Она нервно засмеялась, смяла салфетку негнущимися пальцами и бросила в ближайшую урну. Она ещё не настолько одинока, чтобы кидаться на первого попавшегося студента…
Не настолько… Небо вновь пропиталось чернилами, словно большая жирная клякса расползалась в душе, поглощая последний лучик надежды — заворочалась в груди глухая тоска. Из непослушных нынче пальцев вырвался бокал — зазвенел осколками по паркету, ловя и искажая тусклый искусственный свет.

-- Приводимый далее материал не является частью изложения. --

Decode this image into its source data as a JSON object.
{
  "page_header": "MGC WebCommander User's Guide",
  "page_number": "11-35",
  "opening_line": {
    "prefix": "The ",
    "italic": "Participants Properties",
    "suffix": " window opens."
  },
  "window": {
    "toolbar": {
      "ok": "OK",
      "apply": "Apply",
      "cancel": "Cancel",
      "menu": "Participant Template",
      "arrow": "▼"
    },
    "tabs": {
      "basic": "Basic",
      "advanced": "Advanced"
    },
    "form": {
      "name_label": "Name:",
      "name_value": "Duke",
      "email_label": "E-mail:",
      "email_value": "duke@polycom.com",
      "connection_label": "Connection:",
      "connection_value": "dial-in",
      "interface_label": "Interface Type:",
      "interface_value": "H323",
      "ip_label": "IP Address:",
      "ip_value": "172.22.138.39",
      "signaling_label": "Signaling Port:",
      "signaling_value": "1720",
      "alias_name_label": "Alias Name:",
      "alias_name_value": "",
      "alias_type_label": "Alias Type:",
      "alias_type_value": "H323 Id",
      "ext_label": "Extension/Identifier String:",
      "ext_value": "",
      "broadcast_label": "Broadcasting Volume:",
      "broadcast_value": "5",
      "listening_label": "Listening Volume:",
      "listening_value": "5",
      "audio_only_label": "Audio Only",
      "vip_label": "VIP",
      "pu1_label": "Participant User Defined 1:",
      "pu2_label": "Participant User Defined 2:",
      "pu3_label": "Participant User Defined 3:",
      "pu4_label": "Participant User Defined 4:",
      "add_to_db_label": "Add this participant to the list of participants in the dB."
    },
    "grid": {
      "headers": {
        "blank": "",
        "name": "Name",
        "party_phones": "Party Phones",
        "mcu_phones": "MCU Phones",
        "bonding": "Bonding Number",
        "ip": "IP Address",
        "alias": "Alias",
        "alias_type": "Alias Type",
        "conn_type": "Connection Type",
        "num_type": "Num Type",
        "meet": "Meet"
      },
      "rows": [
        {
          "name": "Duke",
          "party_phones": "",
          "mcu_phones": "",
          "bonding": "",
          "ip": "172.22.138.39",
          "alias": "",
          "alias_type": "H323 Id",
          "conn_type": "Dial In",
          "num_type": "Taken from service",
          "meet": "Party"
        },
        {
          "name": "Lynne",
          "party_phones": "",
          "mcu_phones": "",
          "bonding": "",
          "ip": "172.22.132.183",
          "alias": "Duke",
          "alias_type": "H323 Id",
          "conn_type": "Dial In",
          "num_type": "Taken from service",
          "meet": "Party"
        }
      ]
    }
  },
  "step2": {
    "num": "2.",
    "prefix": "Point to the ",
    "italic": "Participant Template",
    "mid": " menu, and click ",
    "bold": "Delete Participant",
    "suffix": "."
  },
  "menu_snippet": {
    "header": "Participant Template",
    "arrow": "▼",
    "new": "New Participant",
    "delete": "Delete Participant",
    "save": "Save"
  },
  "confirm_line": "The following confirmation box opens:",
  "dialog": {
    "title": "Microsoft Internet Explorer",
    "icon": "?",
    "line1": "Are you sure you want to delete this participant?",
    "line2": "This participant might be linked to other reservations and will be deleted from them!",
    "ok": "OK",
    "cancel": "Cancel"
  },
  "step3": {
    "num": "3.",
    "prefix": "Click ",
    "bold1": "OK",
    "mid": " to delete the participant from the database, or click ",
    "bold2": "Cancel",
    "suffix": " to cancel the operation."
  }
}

Не плачь. Не жалей. Не зови…
Терпи, женщина, терпи.
Статуей станешь — мраморной, величественной, безмолвной, холодной — идеалом.

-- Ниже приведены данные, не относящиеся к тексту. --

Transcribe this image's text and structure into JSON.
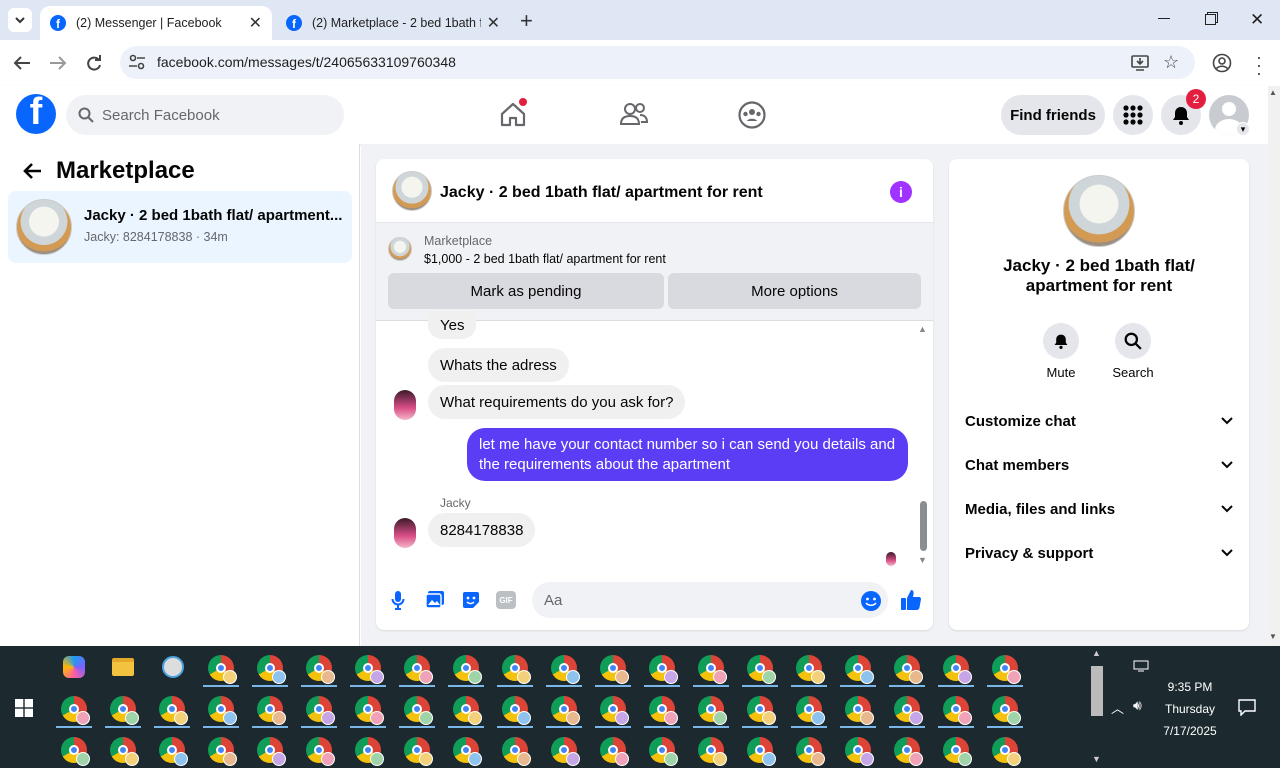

Позови… Росчерком мелькнула улыбка мальчишки, плеяда веснушек вспыхнула в памяти, захлестнуло огнём безумного желания согреться.
Она накинула плащ, всунула босые ноги в первые попавшиеся туфли и выбежала в неприветливую стылую ночь. То кафе было совсем недалеко — пол квартала прямо, затем свернуть налево и вот через три дома засверкала подсвеченная вывеска.

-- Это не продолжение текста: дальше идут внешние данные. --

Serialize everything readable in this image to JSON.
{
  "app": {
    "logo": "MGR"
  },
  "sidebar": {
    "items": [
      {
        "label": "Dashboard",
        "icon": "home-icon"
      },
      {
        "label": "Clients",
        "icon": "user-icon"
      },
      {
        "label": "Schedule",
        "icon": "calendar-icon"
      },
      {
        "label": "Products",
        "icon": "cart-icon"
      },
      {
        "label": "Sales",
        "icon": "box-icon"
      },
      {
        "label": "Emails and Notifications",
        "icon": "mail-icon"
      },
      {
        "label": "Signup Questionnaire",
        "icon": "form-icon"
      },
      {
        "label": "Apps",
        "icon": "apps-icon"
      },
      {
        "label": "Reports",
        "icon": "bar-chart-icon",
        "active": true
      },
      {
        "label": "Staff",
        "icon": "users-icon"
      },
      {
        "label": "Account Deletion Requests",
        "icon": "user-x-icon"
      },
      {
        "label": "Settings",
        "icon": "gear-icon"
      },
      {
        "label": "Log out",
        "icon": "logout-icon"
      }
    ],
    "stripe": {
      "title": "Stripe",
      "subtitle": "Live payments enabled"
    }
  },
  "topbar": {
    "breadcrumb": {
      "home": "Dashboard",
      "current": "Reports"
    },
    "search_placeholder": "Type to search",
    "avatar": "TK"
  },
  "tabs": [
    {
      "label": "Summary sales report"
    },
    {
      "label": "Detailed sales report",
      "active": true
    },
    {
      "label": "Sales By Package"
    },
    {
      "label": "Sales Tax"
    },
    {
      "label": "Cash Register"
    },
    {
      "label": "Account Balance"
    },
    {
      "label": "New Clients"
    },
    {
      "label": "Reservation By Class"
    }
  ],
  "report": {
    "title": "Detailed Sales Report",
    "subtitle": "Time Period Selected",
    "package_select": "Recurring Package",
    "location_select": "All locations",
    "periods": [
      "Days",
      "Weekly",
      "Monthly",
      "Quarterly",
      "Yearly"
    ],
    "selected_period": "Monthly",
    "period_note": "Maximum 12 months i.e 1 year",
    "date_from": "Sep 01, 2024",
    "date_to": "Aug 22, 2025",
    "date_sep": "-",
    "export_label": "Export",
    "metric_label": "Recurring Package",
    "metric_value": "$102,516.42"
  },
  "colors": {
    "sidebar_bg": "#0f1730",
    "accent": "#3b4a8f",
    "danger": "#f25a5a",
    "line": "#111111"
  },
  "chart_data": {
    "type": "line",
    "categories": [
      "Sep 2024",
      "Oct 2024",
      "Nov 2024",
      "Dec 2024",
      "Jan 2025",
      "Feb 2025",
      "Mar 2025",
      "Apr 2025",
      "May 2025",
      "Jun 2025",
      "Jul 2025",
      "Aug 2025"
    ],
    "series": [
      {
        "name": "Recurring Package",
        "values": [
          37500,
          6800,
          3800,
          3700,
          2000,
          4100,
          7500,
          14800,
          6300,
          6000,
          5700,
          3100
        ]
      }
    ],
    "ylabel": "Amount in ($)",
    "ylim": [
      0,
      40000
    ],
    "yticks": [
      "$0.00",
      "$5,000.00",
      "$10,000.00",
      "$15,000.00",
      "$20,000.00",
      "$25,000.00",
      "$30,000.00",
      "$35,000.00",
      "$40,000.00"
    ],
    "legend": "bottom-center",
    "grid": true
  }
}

Серая металлическая урна раззявила оскаленную смердящую пасть — разноцветные обёртки, банки из-под колы, бумажные стаканчики для кофе, окурки и прочая дребедень, жившие, казалось, самостоятельной жизнью, насмешливо зашуршали. Она в нерешительности замерла на месте, пальцы теребили пояс — не рыться же во всём этом мусоре?
Глухо-глухо заныло в груди, сжало горло, выдавливая слёзы отчаяния. Слишком давно в её жизни властвовала чернильная ночь — бессмысленная, вязкая, одинокая. Почти полгода — будто в заполярье. Пусть короткий росчерк чужого тепла хоть на миг разорвёт эту постылую пелену — она не будет жалеть.
Тонкие пальчики решительно зарылись в тёмную шуршащую груду, подрагивая от брезгливости. Губы упрямо сжались в жёсткую линию обороны, не давая рыданиям воли. Глаза зорко вглядывались в поисках белой смятой салфетки — её спасательного круга на сегодня.
Спустя полчаса Робин обессилено присела на ступеньки — рассмеялась горько, представив свой растрёпанный вид. И ведь приличная женщина — взрослая, образованная, независимая, — а всё туда же. Рыться в урне с мусором, чтобы найти телефон мальчишки, позарившегося на неё из жалости — несусветная глупость, абсурд.
— Не плачь! — тёплая рука нежно коснулась мокрой замёрзшей щеки.
Робин вздрогнула — сон?! Ночь все еще оставалась чернильной, но росчерки чужой улыбки ложились уже ближе, чаще и жарче. Утренний мальчишка вдруг жадно прикоснулся губами к холодным пальчикам, не обращая внимания на грязь и мусорный запах.
— Идём! — он сжал крепче её ладошку сильной рукой и потянул за собой.
И Робин пошла, не в силах отвести недоверчивого взгляда от широкой, кажущейся надежной спины. Его сердце взвивалось неистовыми огненными языками, разгоняя чернила, в которых она увязла так давно, расплёскивая жгучие искры солнечного счастья. Но её ночь не зря копила силы почти полгода — взведя все сомнения в тугую пружину, сделала последний выстрел.
— А как же твоя девушка? Та, с которой ты был в кафе! — она выдернула руку, вздрогнула от нахлынувшего холода.
Парнишка обернулся — восхищенно уставился на красивую настороженную женщину. Заправил небрежно длинную прядь ее волос за ухо, вгоняя в дрожь, придвинулся совсем близко и выдохнул в самые губы:
— Разве это важно?
Огонь внутри него завораживал, звал, обещал согреть. А Робин вдруг поняла, что уж лучше сгорит в его пламени, чем вернётся в свою чернильную топь и больше никогда не отпускала тёплой руки, ведущей к рассвету.